Our hope is that we would be meaningfully above the other drugs when we look at the trial at 48 weeks.
Jon Wolleben: That’s helpful. Just one on the NASH study, I know you’re in the finalization steps with the design, but how are you thinking about dosing? The 1.8 milligram dose seems to be the most effective so far. Is it worth moving forward to 2.4, or is the 1.8 probably the sweet spot? Just wondering how you’re thinking about that. Thanks.
Scott Harris: Well, that’s a question that’s on our mind, and the decision is going to be data driven. Obviously we’ll make decisions about the NASH trial based on what we see in MOMENTUM, whether we carry the 2.4 milligram dose forward. You know, although we haven’t seen any convincing data that 2.4 is better than 1.8, we do know at least from the obesity point of view with semaglutide, that when they got to super obesity, which you would define as 110 or 115 kilograms, that serum concentrations dropped and with that, there was reduction in the percentage weight loss that patients achieved. Now, that wasn’t seen with tirzepatide. Then the question is, will we as a compound behave more like semaglutide or tirzepatide, and at this point we’ve modeled out the data but we’re not absolutely certain, so we’ve used the 2.4 milligram dose essentially as an insurance policy in case we also see that effect.
That strategy might be more relevant to obesity than NASH. We are modeling the data. There are systems and modeling efforts that you use, among them things like population PK, so we’ll use that information that we’re developing in-house with MOMENTUM data to make a decision about the doses going forward. That in many ways will drive the sample size, which was one of the earlier questions. If we have multiple arms in the study, including 2.4, that would require more patients to achieve adequate power. If we’re not going to do 2.4, the study would be smaller and we could get it done more quickly, and that’s what’s being considered right now, which is why we’re not making an announcement about the design or the numbers. We want to see the results of the MOMENTUM trial, finish our modeling, and then we’ll come up with a conclusion, and as soon as we have that, we’ll share that conclusion and the design of the trial with the street.

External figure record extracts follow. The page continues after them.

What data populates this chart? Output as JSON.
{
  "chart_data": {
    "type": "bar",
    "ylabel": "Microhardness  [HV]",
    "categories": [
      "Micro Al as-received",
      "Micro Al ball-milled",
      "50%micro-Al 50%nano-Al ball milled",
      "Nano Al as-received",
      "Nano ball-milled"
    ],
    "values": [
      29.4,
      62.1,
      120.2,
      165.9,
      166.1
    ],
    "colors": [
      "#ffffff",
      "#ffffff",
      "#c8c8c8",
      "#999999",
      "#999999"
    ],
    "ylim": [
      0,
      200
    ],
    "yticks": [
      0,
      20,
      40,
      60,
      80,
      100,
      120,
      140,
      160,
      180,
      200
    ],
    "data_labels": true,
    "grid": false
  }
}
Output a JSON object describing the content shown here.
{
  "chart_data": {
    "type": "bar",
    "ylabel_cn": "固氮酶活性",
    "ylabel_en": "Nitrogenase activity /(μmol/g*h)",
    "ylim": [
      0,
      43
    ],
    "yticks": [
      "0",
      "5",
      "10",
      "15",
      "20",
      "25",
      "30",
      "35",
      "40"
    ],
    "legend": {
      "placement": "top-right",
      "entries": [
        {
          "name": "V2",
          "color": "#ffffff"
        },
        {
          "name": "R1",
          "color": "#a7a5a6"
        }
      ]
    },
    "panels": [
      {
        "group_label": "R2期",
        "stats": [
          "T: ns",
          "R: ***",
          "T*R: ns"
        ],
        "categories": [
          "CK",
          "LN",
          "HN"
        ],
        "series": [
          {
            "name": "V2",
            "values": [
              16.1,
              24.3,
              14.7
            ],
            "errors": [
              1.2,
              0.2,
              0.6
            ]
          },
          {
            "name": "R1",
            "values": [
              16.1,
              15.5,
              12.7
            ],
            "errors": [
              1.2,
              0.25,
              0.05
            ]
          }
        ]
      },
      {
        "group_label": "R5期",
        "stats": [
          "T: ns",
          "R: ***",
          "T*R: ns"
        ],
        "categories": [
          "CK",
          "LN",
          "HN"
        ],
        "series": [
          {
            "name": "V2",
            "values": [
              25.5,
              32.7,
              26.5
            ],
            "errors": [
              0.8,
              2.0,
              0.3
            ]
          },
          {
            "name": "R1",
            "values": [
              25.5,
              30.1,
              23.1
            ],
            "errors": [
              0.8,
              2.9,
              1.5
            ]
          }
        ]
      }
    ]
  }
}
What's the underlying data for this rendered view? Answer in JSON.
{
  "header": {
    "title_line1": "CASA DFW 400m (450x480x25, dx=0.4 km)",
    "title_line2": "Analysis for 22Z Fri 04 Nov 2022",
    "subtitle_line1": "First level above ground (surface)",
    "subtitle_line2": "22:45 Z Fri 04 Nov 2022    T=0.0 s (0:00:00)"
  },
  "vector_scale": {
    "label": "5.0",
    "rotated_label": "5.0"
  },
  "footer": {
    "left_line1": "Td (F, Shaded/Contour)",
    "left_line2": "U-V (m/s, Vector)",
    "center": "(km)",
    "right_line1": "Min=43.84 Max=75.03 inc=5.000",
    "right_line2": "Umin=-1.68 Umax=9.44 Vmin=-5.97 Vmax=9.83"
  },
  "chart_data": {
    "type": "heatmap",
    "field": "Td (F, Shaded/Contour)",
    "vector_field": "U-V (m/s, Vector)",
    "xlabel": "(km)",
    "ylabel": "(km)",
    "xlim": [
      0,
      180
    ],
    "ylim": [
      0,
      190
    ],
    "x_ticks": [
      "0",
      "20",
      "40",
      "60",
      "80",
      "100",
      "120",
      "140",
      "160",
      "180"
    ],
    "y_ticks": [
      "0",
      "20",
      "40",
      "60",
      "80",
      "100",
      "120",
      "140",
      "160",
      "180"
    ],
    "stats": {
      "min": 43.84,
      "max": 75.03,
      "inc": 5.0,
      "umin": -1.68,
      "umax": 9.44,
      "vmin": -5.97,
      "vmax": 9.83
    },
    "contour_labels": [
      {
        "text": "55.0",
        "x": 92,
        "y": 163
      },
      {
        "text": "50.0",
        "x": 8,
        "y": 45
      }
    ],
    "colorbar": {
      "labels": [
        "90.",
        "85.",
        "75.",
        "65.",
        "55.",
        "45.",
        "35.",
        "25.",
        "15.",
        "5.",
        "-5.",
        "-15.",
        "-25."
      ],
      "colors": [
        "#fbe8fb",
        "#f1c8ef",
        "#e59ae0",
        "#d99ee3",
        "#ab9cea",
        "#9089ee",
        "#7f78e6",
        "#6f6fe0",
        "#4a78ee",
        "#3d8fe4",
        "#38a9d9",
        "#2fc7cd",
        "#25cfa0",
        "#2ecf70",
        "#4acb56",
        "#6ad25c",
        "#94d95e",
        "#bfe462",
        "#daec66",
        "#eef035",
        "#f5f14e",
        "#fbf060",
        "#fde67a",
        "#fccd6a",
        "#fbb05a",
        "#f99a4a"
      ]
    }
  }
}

Jon Wolleben: Very helpful color, thanks Scott.
Operator: Thank you. One moment for our next question. Our next question comes from the line of Patrick Trucchio from HC Wainwright.
Joe Pantginis: Hi, this is Joe on for Patrick. Thank you for taking the question. Switching gears a little bit to the HepTcell Phase II, just wondering from the initial readout following the six months on treatment, in terms of both clearance and hep-B surface antigen and seroconversion, how important is it that patients also achieve seroconversion at six months?
Vipin Garg: Dr. Roberts, do you want to take that?
Scot Roberts: Sure. I think that obviously that’s a nice to have. I think really what we’re looking for is the ability to reduce the surface antigen, and this is still a relatively short trial even at six months of treatment, and so seroconversion is certainly being followed, is certainly of interest. But I think that significant reductions in the surface antigen, we set the bar at a one log reduction is really what we’re looking for. Again, the purpose of this trial is to establish that HepTcell has, as a monotherapy, activity against chronic hepatitis B. It’s viewed that the effective treatment of the disease will require combination therapy, and so we’re using this patient population that already is partially controlled, like they might present having received some of the new direct acting antivirals, and then the immunotherapeutic, like HepTcell being able to drive that clearance of the surface antigen with the presumption of seroconversion.